L’arrêt des traitements peut être attaqué devant le juge en référé, mais avec peu de chances de succès. Lorsque la décision issue de cette procédure collégiale tend à l’arrêt des traitements, elle est de plus en plus souvent attaquée devant le juge. Ce dernier s’en remet toujours aux médecins sur le fond, mais il vérifie que la procédure est respectée, notamment la recherche de l’intention du patient.

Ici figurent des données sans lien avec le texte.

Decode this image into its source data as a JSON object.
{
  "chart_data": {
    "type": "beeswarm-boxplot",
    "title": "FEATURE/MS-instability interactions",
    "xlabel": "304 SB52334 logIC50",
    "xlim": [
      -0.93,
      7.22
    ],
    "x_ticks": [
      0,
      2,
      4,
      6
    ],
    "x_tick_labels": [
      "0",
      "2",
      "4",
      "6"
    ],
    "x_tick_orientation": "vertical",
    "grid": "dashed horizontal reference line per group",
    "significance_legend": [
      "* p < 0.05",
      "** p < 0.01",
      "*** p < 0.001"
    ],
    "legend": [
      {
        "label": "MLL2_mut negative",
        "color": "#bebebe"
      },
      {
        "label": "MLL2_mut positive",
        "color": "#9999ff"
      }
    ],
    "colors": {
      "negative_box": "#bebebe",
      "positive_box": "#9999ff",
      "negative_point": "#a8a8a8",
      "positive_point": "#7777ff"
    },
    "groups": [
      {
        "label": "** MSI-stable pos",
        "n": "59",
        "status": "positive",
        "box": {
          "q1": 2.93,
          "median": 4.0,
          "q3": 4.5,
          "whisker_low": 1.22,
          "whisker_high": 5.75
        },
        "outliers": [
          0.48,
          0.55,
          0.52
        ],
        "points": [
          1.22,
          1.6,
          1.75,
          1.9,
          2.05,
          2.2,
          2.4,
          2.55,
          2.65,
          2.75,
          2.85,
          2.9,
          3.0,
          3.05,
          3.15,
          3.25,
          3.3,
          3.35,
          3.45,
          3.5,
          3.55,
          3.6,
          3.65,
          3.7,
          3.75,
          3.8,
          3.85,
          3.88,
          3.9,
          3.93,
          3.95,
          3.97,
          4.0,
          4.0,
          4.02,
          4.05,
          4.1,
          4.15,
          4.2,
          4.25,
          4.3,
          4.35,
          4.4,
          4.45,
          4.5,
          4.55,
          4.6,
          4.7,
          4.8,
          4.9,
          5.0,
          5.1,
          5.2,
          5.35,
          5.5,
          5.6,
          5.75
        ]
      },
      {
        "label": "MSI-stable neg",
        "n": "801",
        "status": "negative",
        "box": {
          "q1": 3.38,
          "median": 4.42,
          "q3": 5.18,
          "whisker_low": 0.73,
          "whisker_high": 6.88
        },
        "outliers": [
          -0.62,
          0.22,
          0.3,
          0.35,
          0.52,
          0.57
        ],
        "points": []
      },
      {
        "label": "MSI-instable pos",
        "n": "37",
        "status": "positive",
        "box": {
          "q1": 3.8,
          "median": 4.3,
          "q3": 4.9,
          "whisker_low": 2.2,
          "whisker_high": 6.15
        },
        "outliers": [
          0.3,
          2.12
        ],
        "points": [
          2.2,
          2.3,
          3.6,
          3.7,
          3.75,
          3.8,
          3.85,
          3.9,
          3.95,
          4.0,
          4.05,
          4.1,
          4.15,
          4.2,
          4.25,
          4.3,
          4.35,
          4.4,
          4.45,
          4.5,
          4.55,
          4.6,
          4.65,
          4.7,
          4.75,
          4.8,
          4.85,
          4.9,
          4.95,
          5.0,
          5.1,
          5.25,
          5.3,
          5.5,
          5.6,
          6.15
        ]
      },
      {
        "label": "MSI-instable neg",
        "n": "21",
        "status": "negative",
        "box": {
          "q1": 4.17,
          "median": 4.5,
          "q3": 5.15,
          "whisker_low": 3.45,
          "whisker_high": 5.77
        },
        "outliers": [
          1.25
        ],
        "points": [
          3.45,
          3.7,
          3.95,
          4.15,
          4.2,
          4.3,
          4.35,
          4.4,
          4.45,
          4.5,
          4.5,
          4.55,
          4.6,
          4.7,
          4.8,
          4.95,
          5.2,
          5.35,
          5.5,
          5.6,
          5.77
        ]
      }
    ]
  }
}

On a déjà vu des cas d’annulation de la décision d’arrêter les traitements pour non-respect de la procédure, y compris dans l’affaire Vincent Lambert. Dans cette affaire d’ailleurs, le juge a obligé l’hôpital à engager la procédure collégiale car les médecins refusaient de le faire en raison d’un climat de tension délétère. Enfin, les motifs religieux invoqués par la famille contre l’arrêt des traitements ne sont pas pris en compte par le juge.

L’arrêt des traitements suppose des traitements palliatifs. Lorsqu’il décide d’arrêter les traitements, le médecin « sauvegarde la dignité du mourant et assure la qualité de sa vie en dispensant les soins palliatifs » (Code de la santé publique, art. L. 1110-5-1). Ces soins palliatifs, rendus obligatoires par la loi dite Kouchner du 4 mars 2002, consistent en une « sédation profonde et continue provoquant une altération de la conscience maintenue jusqu’au décès, associée à une analgésie et à l’arrêt de l’ensemble des traitements de maintien en vie » (art. R. 4127-37-3). C’est ce que certaines appellent une euthanasie « passive », au sens où l’équipe médicale ne fait qu’accompagner le mourant, même si la sédation aura certainement pour effet d’accélérer la survenue de la mort. L’absence de soins palliatifs constitue une faute.

L’« euthanasie active » est un crime en l’état actuel du droit, cela pourrait changer. Abréger la vie d’un patient en fin de vie par un poison ou tout autre moyen, même pour limiter ses souffrances, est considérée en France comme un meurtre (C. pénal, art. 221-1). C’est l’affaire Bonnemaison, ce médecin condamné à deux ans avec sursis puis radié de l’ordre. L’aide au suicide, pratiquée en Suisse, sera regardée comme une non-assistance à personne en péril, voire comme un meurtre si la personne malade n’a pas toute sa raison au moment où elle demande à être aidée, notamment du fait de sa maladie. Des voix s’élèvent pour qu’un « droit de mourir » soit consacré. Une proposition de loi de La France Insoumise penche pour la possibilité « d’être euthanasiée » pour la personne qui le demande, ou le « suicide assisté », avec toutefois clause de conscience pour le médecin qui pourrait ainsi refuser en son nom propre. De son côté, le gouvernement attend les résultats d’une consultation nationale sous l’égide du Comité consultatif national d’éthique, ouverte sur internet.